私は prismatix 認証サービス という OpenID Connect と OAuth2.0 に準拠したID製品の開発をおこなっています。

弊社ではそれ以外でも Auth0 や Cognito だったりと OpenID Connect や OAuth2.0  に触れる機会というのは多くあると思っており、この辺りについての知識をより布教していきたいと常々感じていたこともあり今回勉強会を主催しました。

認可コードフロー勉強会募集

勉強会の内容

以下のルールで行いました。

  • 週に2回、1時間ずつ開催
    • 連休前などの明らかに人が少ない日はスキップ
  • ドキュメントを声に出して読む輪読会形式
  • オンライン開催で Google meet を使い、読む人が画面共有でドキュメントを映す
  • わからないことがあったら適宜聞く
  • わかる人が答える
  • 足りないところがあったら寄り道して別のドキュメントも読む
  • 1セクション終わったら再度疑問がないか確認する

資料と選定理由

勉強会で使った主な資料は2つです。

 

OpenID Connect Basic Client Implementer's Guide 1.0

こちらは日本語訳のある OpenID Connect Basic Client Implementer's Guide 1.0 - draft 37 を使用しました。

これは OpenID Connect の認可コードフローについて、Relying Party 側の要点を押さえたサブセット的なドキュメントになっていますが注意点が2つあります。

  1. ドラフト版の仕様であること
  2. 日本語訳は 37 までしかないが、翻訳元は 42 まで出ており最新版ではないこと

選定理由

昨年 OpenID Connect Core 1.0 の輪読会が今回とほぼ同様の形式で開催されたのですが、ドキュメントの量が膨大であること、OpenID Provider と Relying Party 両方の要件が書かれているため上から読み進めていく方式だと理解がしにくい印象を受けました。

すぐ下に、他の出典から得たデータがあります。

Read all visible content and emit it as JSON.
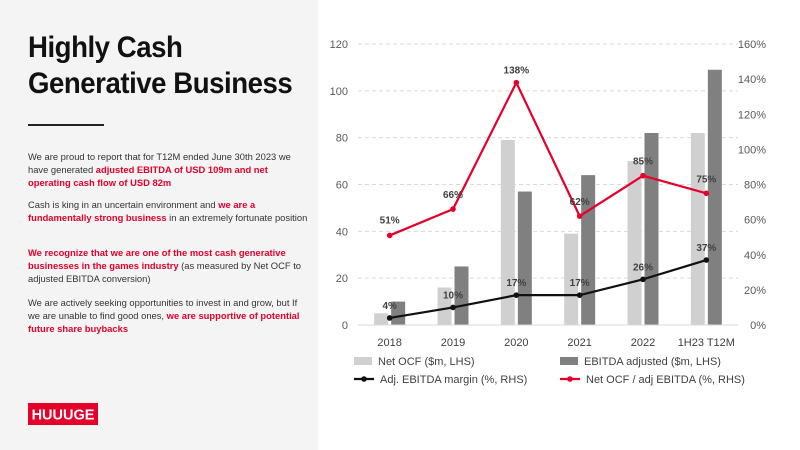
{
  "slide": {
    "title_line1": "Highly Cash",
    "title_line2": "Generative Business",
    "p1_a": "We are proud to report that for T12M ended June 30th 2023 we have generated ",
    "p1_b": "adjusted EBITDA of USD 109m and net operating cash flow of USD 82m",
    "p2_a": "Cash is king in an uncertain environment and ",
    "p2_b": "we are a fundamentally strong business",
    "p2_c": " in an extremely fortunate position",
    "p3_a": "We recognize that we are one of the most cash generative businesses in the games industry",
    "p3_b": " (as measured by Net OCF to adjusted EBITDA conversion)",
    "p4_a": "We are actively seeking opportunities to invest in and grow, but If we are unable to find good ones, ",
    "p4_b": "we are supportive of potential future share buybacks",
    "logo_text": "HUUUGE"
  },
  "colors": {
    "accent": "#e4002b",
    "net_ocf": "#d0d0d0",
    "ebitda": "#808080",
    "margin_line": "#111111",
    "conversion_line": "#e4002b"
  },
  "chart_data": {
    "type": "bar",
    "categories": [
      "2018",
      "2019",
      "2020",
      "2021",
      "2022",
      "1H23 T12M"
    ],
    "series": [
      {
        "name": "Net OCF ($m, LHS)",
        "kind": "bar",
        "axis": "left",
        "values": [
          5,
          16,
          79,
          39,
          70,
          82
        ]
      },
      {
        "name": "EBITDA adjusted ($m, LHS)",
        "kind": "bar",
        "axis": "left",
        "values": [
          10,
          25,
          57,
          64,
          82,
          109
        ]
      },
      {
        "name": "Adj. EBITDA margin (%, RHS)",
        "kind": "line",
        "axis": "right",
        "values": [
          4,
          10,
          17,
          17,
          26,
          37
        ],
        "labels": [
          "4%",
          "10%",
          "17%",
          "17%",
          "26%",
          "37%"
        ]
      },
      {
        "name": "Net OCF / adj EBITDA (%, RHS)",
        "kind": "line",
        "axis": "right",
        "values": [
          51,
          66,
          138,
          62,
          85,
          75
        ],
        "labels": [
          "51%",
          "66%",
          "138%",
          "62%",
          "85%",
          "75%"
        ]
      }
    ],
    "y_left": {
      "min": 0,
      "max": 120,
      "ticks": [
        0,
        20,
        40,
        60,
        80,
        100,
        120
      ]
    },
    "y_right": {
      "min": 0,
      "max": 160,
      "ticks": [
        "0%",
        "20%",
        "40%",
        "60%",
        "80%",
        "100%",
        "120%",
        "140%",
        "160%"
      ]
    },
    "grid": "dashed horizontal",
    "legend_position": "bottom"
  }
}
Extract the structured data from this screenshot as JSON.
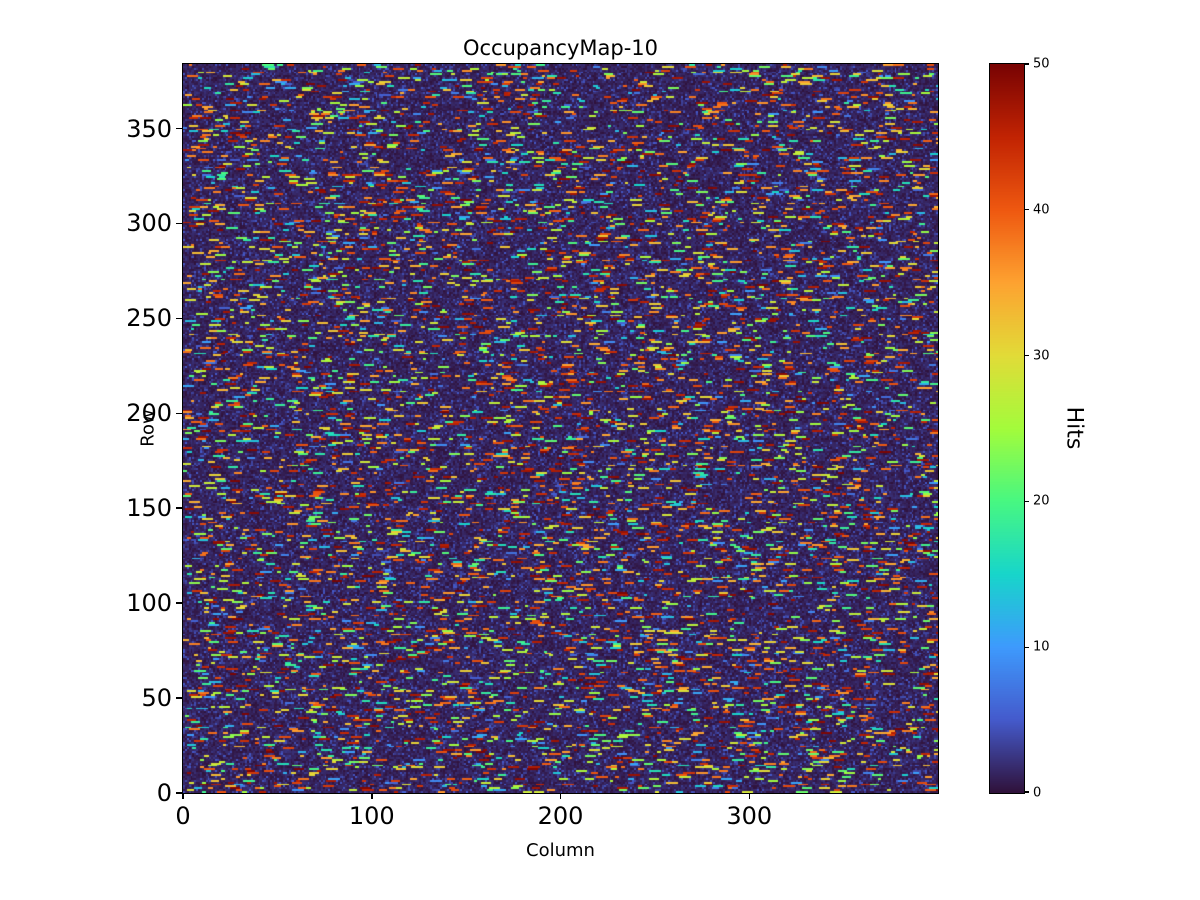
{
  "chart_data": {
    "type": "heatmap",
    "title": "OccupancyMap-10",
    "xlabel": "Column",
    "ylabel": "Row",
    "x_range": [
      0,
      400
    ],
    "y_range": [
      0,
      384
    ],
    "x_ticks": [
      0,
      100,
      200,
      300
    ],
    "y_ticks": [
      0,
      50,
      100,
      150,
      200,
      250,
      300,
      350
    ],
    "grid": {
      "cols": 400,
      "rows": 384
    },
    "colorbar": {
      "label": "Hits",
      "min": 0,
      "max": 50,
      "ticks": [
        0,
        10,
        20,
        30,
        40,
        50
      ]
    },
    "colormap": {
      "name": "turbo",
      "stops": [
        "#30123b",
        "#455bcd",
        "#3e9bfe",
        "#18d6cb",
        "#48f882",
        "#a4fc3c",
        "#e2dc38",
        "#fea331",
        "#ef5911",
        "#c22403",
        "#7a0403"
      ]
    },
    "data_model": {
      "description": "Random occupancy hit map: predominantly near-zero dark background (0-5 hits) with short horizontal streaks (2-6 columns wide) of hit counts spanning 4-50, roughly 16% coverage, uniformly scattered over all rows and columns",
      "seed": 10,
      "streak_probability": 0.045,
      "streak_length_range": [
        2,
        6
      ],
      "streak_hits_range": [
        4,
        50
      ],
      "background_hits_range": [
        0,
        5
      ]
    },
    "legend_position": "right-colorbar",
    "grid_lines": false
  }
}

( Relying Party を開発する人の方が多いと思っています)

また、ドラフト版であり日本語訳版は最新ではないという部分に関しては、事前に私が読んだところ特に大きな違和感のある部分がなかったことと、参加者の中には前回の OpenID Connect Core 1.0 の輪読会が数名いたので読み進めていく中でケアができると考えました。

以上のことから、今回は最もオーソドックスな認可コードフローであり、Relying Party の視点にのみ絞ったこのドキュメントを採用しました。

 

RFC 7636 (Proof Key for Code Exchange by OAuth Public Clients)

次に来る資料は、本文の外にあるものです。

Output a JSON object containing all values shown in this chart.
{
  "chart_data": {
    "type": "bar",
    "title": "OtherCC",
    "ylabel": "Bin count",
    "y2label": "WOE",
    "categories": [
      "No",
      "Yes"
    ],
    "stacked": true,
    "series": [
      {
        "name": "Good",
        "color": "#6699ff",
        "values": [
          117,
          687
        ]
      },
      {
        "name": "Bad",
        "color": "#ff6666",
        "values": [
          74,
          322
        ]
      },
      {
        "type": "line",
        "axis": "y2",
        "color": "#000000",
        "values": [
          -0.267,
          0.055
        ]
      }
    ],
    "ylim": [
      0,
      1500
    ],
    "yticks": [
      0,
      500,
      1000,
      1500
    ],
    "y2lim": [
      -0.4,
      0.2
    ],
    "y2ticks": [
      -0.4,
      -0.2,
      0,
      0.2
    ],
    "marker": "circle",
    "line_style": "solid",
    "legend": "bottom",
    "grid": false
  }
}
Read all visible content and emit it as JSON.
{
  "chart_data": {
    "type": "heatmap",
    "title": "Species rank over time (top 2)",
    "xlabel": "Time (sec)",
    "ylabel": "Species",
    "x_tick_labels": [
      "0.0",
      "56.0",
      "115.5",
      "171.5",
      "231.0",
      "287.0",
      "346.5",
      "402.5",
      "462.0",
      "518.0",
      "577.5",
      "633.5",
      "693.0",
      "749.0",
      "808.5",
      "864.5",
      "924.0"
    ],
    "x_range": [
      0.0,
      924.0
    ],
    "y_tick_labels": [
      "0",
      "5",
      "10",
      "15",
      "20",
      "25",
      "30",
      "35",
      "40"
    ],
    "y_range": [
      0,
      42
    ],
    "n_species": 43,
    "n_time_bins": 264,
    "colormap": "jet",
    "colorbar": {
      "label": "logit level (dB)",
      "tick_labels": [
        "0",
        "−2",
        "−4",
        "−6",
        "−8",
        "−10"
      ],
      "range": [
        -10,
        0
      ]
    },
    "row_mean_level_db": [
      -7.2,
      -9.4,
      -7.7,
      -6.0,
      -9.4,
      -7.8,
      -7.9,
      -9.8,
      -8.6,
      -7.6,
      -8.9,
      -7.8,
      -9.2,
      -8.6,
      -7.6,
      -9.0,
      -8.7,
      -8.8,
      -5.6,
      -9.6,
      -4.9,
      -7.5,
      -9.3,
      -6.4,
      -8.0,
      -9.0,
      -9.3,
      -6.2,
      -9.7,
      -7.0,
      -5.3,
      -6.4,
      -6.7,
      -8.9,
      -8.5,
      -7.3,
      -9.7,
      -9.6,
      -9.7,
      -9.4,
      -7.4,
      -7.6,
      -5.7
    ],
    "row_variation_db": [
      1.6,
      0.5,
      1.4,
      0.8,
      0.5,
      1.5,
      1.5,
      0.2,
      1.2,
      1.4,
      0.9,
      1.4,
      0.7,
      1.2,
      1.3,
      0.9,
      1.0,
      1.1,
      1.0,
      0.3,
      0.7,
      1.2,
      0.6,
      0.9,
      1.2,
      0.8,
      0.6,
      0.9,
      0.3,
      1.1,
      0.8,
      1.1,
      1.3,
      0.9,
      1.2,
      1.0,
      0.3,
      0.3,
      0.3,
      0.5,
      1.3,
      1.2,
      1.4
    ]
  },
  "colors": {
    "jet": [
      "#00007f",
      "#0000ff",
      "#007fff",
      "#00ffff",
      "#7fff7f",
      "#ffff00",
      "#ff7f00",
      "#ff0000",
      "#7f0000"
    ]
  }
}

こちらも日本語訳のある RFC 7636 - Proof Key for Code Exchange by OAuth Public Clients 日本語訳 を使用しました。

これはいわゆるPKCEと呼ばれるものです。

選定理由

OpenID Connect Basic Client Implementer's Guide 1.0  や OpenID Connect Core 1.0 に記載はないですが、認可コードの横取りを防ぐために昨今ではほぼ必須の技術であると思っているため採用しました。

ちょっとした工夫

参加者について知れるようにした

勉強会参加者が初対面の方も多かったので事前に全員分のプロフィールを Proflly からもってきて輪読担当者の一覧にリンクさせていました。他の人が気づいていたかはわかりませんが自分としては普段関わりのない人が参加してくれていることを再認識できて嬉しかったです。

 

シーケンス図を準備した

ドキュメントだけだとイメージがしにくいという声を受けて Notion に Mermaid で認可コードフローのシーケンス図を用意しました。

UML で描くことはよくあるのですが、Mermaid は初めて使ったのでそこも学びでしたし、作成したシーケンス図が他のところでも使われることを期待しています。

所感

最終的に10人ほど集まり個人的には嬉しかったです。

冒頭の画像にもあったアクセストークンと ID トークンの違いや、 state nonce PKCE についての質問も多く受けながらドキュメントを読み進めていくことで全員での理解が深まったと感じています。きっと OAuth 認証の問題点も理解してくれたことでしょう。

忘れていた仕様も多々あったので定期的な読み直しの必要性を感じました。

今後も社内で認証認可について啓蒙をしていきたい所存です。